One of the reasons many people fail, even sadly, at the investing game is because they play it without understanding the rules that govern it. It is an obvious truth that you cannot win the game if you break the rules. However, you must know the rules before you can avoid breaking them.
Another reason people fail to invest is because they play the game without understanding what it is all about. This is why it is important to unmask the meaning of the term ‘investment’. What is investment? Investments generate valuable income. It is very important that you pay attention to every word in the definition because they are important in understanding the true meaning of investing.
From the above definition, there are two main characteristics of an investment. Any holdings, holdings or property (yours) must meet both requirements before it can qualify for (or be called) an investment. AKDSEO merupakan agency digital marketing yang fokus melayani jasa Backlinks dan Link building website, termasuk di dalamnya Jasa Menaikkan DA ( Domain Authority) Otherwise, it will be something other than an investment.
The first feature of an investment is that it is valuable – something very useful or important. Therefore, any possession, possession or property (yours) that has no value is not, and cannot be, an investment. According to this standard definition, possession, possession or property that is worthless, useless or meaningless is not an investment. Reed Manning, Spa & Salon Every investment has a value that can be measured in money. In other words, every investment has a monetary value.
The second characteristic of an investment is that, in addition to being valuable, it must generate income. This means that it must be able to make money for the owner, or at least help the owner in the process of making money. Every investment has the capacity, obligation, responsibility and function to create wealth. This is an irrevocable investment feature.
Any possession, possession, or property that cannot generate income for the owner, or at least assist the owner in generating income, is not, and cannot be, an investment, regardless of how valuable or valuable it is. Moreover, any holdings that cannot play this financial role are not investments, regardless of how expensive or expensive they are.
There is another investment feature that is closely related to the second feature described above that you should pay attention to. It will also help you realize whether an investment is worth it or not. Investments that don’t make money in the truest sense of the word, or help generate income, save money.
Such an investment saves the owner a portion of the costs he would have incurred in his absence, even though it may not have the capacity to pull some money into the investor’s pocket. Thus, the investment makes money for the owner, although not in the true sense. In other words, investment continues to carry out the function of creating wealth for the owner/investor.
As a rule, any valuable item, apart from being something very useful and important, must have the capacity to generate income for its owner, or save money for it, before it can qualify to be called an investment. It is important to emphasize the second feature of an investment (i.e. investment as an income generator).
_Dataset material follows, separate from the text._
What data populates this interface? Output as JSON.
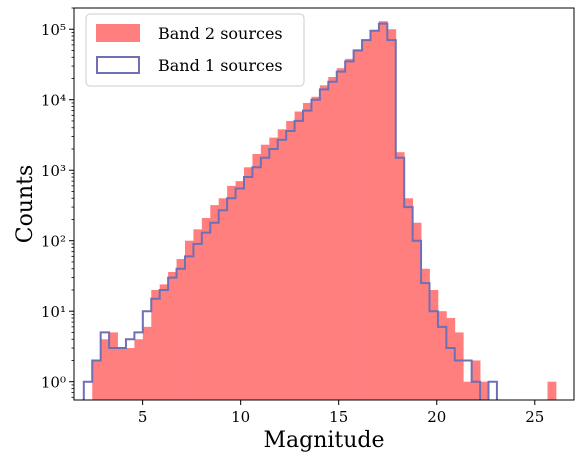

The reason for this claim is that most people only consider the first feature in their judgment of what constitutes an investment. They understand investment only as something of value, even if that value eats up income. Such misunderstandings usually have serious long-term financial consequences. Such people often make expensive financial mistakes that cost them a lot of money in their lives.
Perhaps, one of the causes of this misconception is that it is acceptable in the academic world. In financial studies in conventional educational institutions and academic publications, investments – otherwise called assets – refer to valuables or properties. This is why business organizations regard all their valuables and properties as their assets, even if they do not generate any income for them.
This notion of investment is unacceptable among financially literate people because it is not only incorrect, but also misleading and deceptive. This is why some organizations ignorantly consider their liabilities as their assets. This is also why some people also consider their liabilities as their assets/investments.
It is a pity that many people, especially financially ignorant people, consider valuables that consume their incomes, but do not generate any income for them, as investments. Such people record their income-consuming valuables on the list of their investments. People who do so are financial illiterates.
This is why they have no future in their finances. What financially literate people describe as income-consuming valuables are considered as investments by financial illiterates. This shows a difference in perception, reasoning and mindset between financially literate people and financially illiterate and ignorant people. This is why financially literate people have future in their finances while financial illiterates do not.
From the definition above, the first thing you should consider in investing is, “How valuable is what you want to acquire with your money as an investment?” The higher the value, all things being equal, the better the investment (though the higher the cost of the acquisition will likely be).
The second factor is, “How much can it generate for you?” If it is a valuable but non income-generating, then it is not (and cannot be) an investment, needless to say that it cannot be income-generating if it is not a valuable. Hence, if you cannot answer both questions in the affirmative, then what you are doing cannot be investing and what you are acquiring cannot be an investment. At best, you may be acquiring a liability.